Mattis responded that an immediate withdrawal from Syria was impossible to carry out responsibly, would risk the return of Islamic State, and would play into the hands of Russia, Iran, and Turkey, whose interests ran counter to those of the United States.
Trump reportedly then relented and said they have could five or six months to destroy the Islamic State. But he also made it clear that he did not want them to come back to him in October and say that they had been unable to defeat ISIS and had to remain in Syria. When his advisors reiterated that they didn’t think America could withdraw responsibly, Trump told them to “just get it done.”
Trump’s national security team had prepared carefully for the meeting in order to steer him away from an explicit timetable for withdrawal. They had brought papers that omitted any specific options for withdrawal timetables. Instead, as the detailed AP account shows, they framed the options as a binary choice—either an immediate pullout or an indefinite presence in order to ensure the complete and permanent defeat of Islamic State. The leave option was described as risking a return of ISIS and leaving a power vacuum for Russia and Iran to fill.
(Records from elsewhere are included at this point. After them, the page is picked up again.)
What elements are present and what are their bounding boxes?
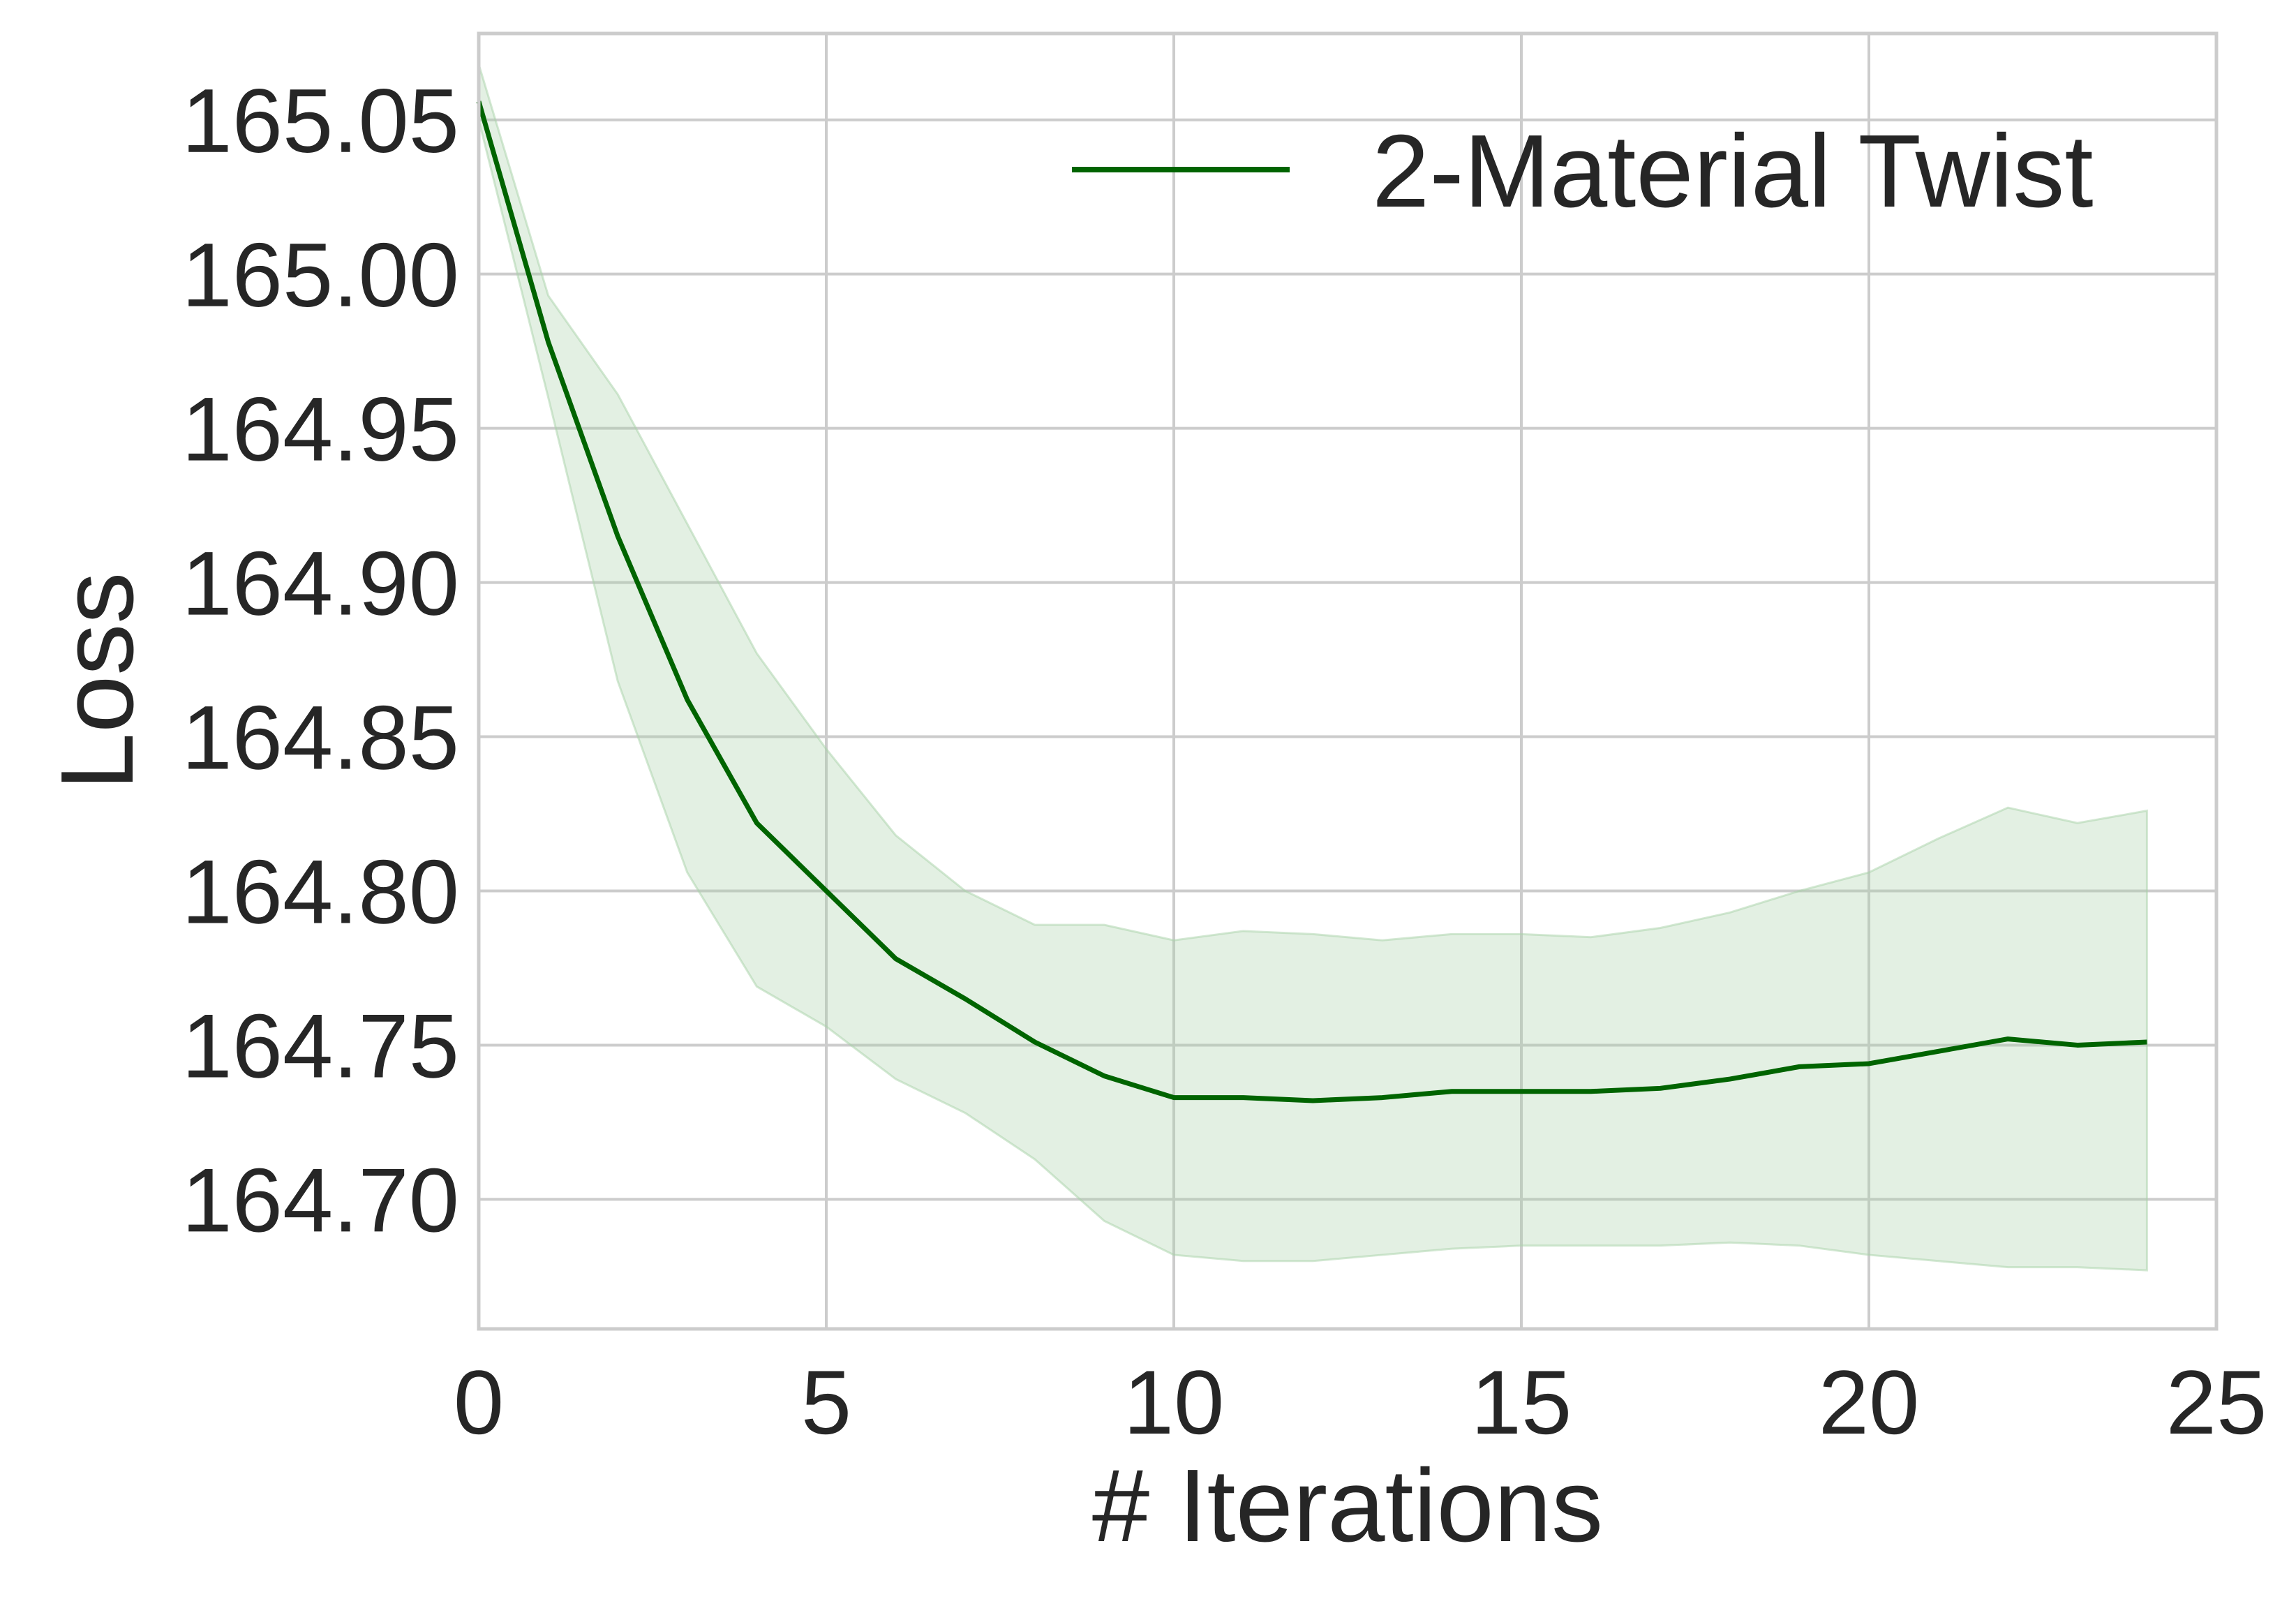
axes-frame [477,31,2219,1331]
y-tick-label: 164.95 [181,378,459,480]
legend: 2-Material Twist [1072,114,2094,229]
y-tick-label: 164.90 [181,533,459,634]
grid [477,34,2218,1329]
x-axis-label: # Iterations [1092,1448,1603,1563]
y-tick-label: 164.80 [181,840,459,942]
confidence-band-layer [477,64,2148,1272]
x-tick-label: 0 [454,1351,504,1453]
confidence-band [477,64,2148,1272]
y-tick-label: 164.75 [181,995,459,1096]
y-tick-label: 165.00 [181,224,459,326]
series-line-2-material-twist [476,101,2147,1103]
tick-labels: 0 5 10 15 20 25 164.70 164.75 164.80 164.85 164.90… [181,70,2267,1453]
y-axis-label: Loss [40,572,155,791]
x-tick-label: 20 [1819,1351,1920,1453]
x-tick-label: 25 [2166,1351,2267,1453]
x-tick-label: 10 [1124,1351,1225,1453]
x-tick-label: 5 [801,1351,851,1453]
y-tick-label: 165.05 [181,70,459,172]
y-tick-label: 164.70 [181,1149,459,1251]
legend-label: 2-Material Twist [1372,114,2094,229]
y-tick-label: 164.85 [181,687,459,789]
x-tick-label: 15 [1471,1351,1572,1453]
series-line-layer [476,101,2147,1103]
plot-border [477,31,2219,1331]
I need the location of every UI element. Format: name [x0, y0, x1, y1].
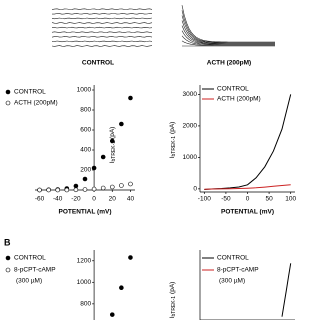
y-axis-label-unit: (pA)	[109, 127, 116, 139]
x-axis-label: POTENTIAL (mV)	[221, 209, 274, 216]
y-tick-label: 800	[80, 301, 91, 308]
data-point	[100, 154, 106, 160]
current-trace	[181, 15, 275, 44]
panel-label: B	[4, 237, 11, 247]
legend-label: ACTH (200pM)	[217, 96, 261, 103]
x-tick-label: 0	[92, 196, 96, 203]
legend-label: CONTROL	[217, 86, 249, 93]
data-point	[37, 187, 42, 193]
data-point	[119, 183, 124, 188]
data-point	[82, 176, 88, 182]
legend-marker	[5, 255, 11, 261]
y-tick-label: 200	[80, 167, 91, 174]
x-tick-label: 20	[109, 196, 117, 203]
data-point	[128, 95, 133, 101]
data-point	[73, 183, 79, 189]
data-point	[64, 187, 70, 193]
legend-label: 8-pCPT-cAMP	[217, 267, 259, 274]
current-trace	[181, 10, 275, 43]
y-tick-label: 2000	[183, 123, 198, 130]
data-point	[91, 186, 97, 192]
x-axis-label: POTENTIAL (mV)	[59, 209, 112, 216]
current-trace	[51, 31, 153, 33]
legend-label: 8-pCPT-cAMP	[14, 267, 56, 274]
data-point	[109, 184, 115, 190]
current-trace	[51, 22, 153, 24]
y-axis-label-unit: (pA)	[169, 122, 176, 134]
y-axis-label-sub: bTREK-1	[171, 296, 177, 317]
x-tick-label: 100	[285, 196, 296, 203]
data-point	[82, 187, 88, 192]
legend-label: CONTROL	[14, 255, 46, 262]
data-point	[109, 138, 115, 144]
data-point	[128, 181, 133, 187]
y-axis-label: IbTREK-1 (pA)	[169, 122, 178, 159]
x-tick-label: 0	[246, 196, 250, 203]
current-trace	[51, 40, 153, 43]
y-axis-label: IbTREK-1 (pA)	[109, 127, 118, 164]
legend-marker	[5, 100, 11, 106]
current-trace	[51, 8, 153, 10]
y-tick-label: 1000	[77, 87, 92, 94]
legend-marker	[5, 89, 11, 95]
trace-label: ACTH (200pM)	[207, 60, 251, 67]
data-point	[55, 187, 61, 193]
data-line	[204, 94, 292, 190]
current-trace	[181, 30, 275, 45]
data-point	[119, 285, 124, 290]
x-tick-label: -40	[53, 196, 63, 203]
current-trace	[181, 35, 275, 46]
y-tick-label: 800	[80, 107, 91, 114]
x-tick-label: -60	[35, 196, 45, 203]
legend-label: CONTROL	[217, 255, 249, 262]
y-tick-label: 0	[193, 186, 197, 193]
data-point	[128, 255, 133, 260]
legend-note: (300 µM)	[16, 278, 42, 285]
y-axis-label-sub: bTREK-1	[111, 141, 117, 162]
data-point	[119, 121, 124, 127]
y-tick-label: 600	[80, 127, 91, 134]
x-tick-label: -100	[198, 196, 211, 203]
data-line	[204, 184, 291, 190]
x-tick-label: 40	[127, 196, 135, 203]
data-point	[73, 187, 79, 193]
legend-label: CONTROL	[14, 89, 46, 96]
current-trace	[52, 13, 153, 15]
data-point	[91, 165, 97, 171]
y-tick-label: 3000	[183, 91, 198, 98]
x-tick-label: -50	[221, 196, 231, 203]
trace-label: CONTROL	[82, 60, 114, 67]
current-trace	[181, 5, 275, 43]
data-point	[100, 185, 106, 191]
y-axis-label-unit: (pA)	[169, 282, 176, 294]
y-axis-label-main: I	[109, 161, 116, 163]
legend-note: (300 µM)	[219, 278, 245, 285]
x-tick-label: -20	[71, 196, 81, 203]
y-tick-label: 1000	[183, 154, 198, 161]
y-tick-label: 1200	[77, 257, 92, 264]
current-trace	[181, 25, 275, 45]
current-trace	[181, 20, 275, 44]
current-trace	[51, 17, 153, 20]
y-tick-label: 400	[80, 147, 91, 154]
current-trace	[181, 40, 275, 46]
current-trace	[51, 26, 153, 29]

Such a binary strategy had worked in the past, according to administration sources. That would account for Trump’s long public silence on Syria during the early months of 2018 while then-secretary of state Rex Tillerson and Mattis were articulating detailed arguments for a long-term military commitment.
Another reason the approach had been so successful, however, was that Trump had made such a big issue out of Barack Obama giving the Pentagon a timetable for withdrawal from Afghanistan. As a result, he was hesitant to go public with a similar request for a Syria timetable. As CNN reported, a DoD official who had been briefed on the meeting “rejected that any sort of timeline was discussed.” Furthermore the official asserted that Mattis “was not asked to draw up withdrawal options….” Lieutenant General Kenneth McKenzie, the director of the Joint Chiefs, also told reporters, “the president has actually been very good in not giving us a specific timeline.”
Nevertheless, without referring to a timeline, the White House issued a short statement saying that the U.S. role in Syria was coming to a “rapid end.”
Mattis and Dunford were consciously exploiting Trump’s defensiveness about a timeline to press ahead with their own strategy unless and until Trump publicly called them on it. That is what finally happened some weeks after Trump’s six month deadline had passed. The claim by Trump advisors that they were taken by surprise was indeed disingenuous. What happened last week was that Trump followed up on the clear policy he had laid down in April.
The Syria withdrawal affair is a dramatic illustration of the fundamental quandary of the Trump presidency in regard to ending the state of permanent war that previous administrations created. Although a solid majority of Americans want to rein in U.S. military deployments in the Middle East and Africa, Trump’s national security team is committed to doing the opposite.
Trump is now well aware that it is virtually impossible to carry out the foreign policy that he wants without advisors who are committed to the same objective.
That means that he must find people who have remained outside the system during the permanent war years while being highly critical of its whole ideology and culture.
If he can fill key positions with truly dissident figures, the last two years of this term in office could decisively clip the wings of the bureaucrats and generals who have created the permanent war state we find ourselves in today.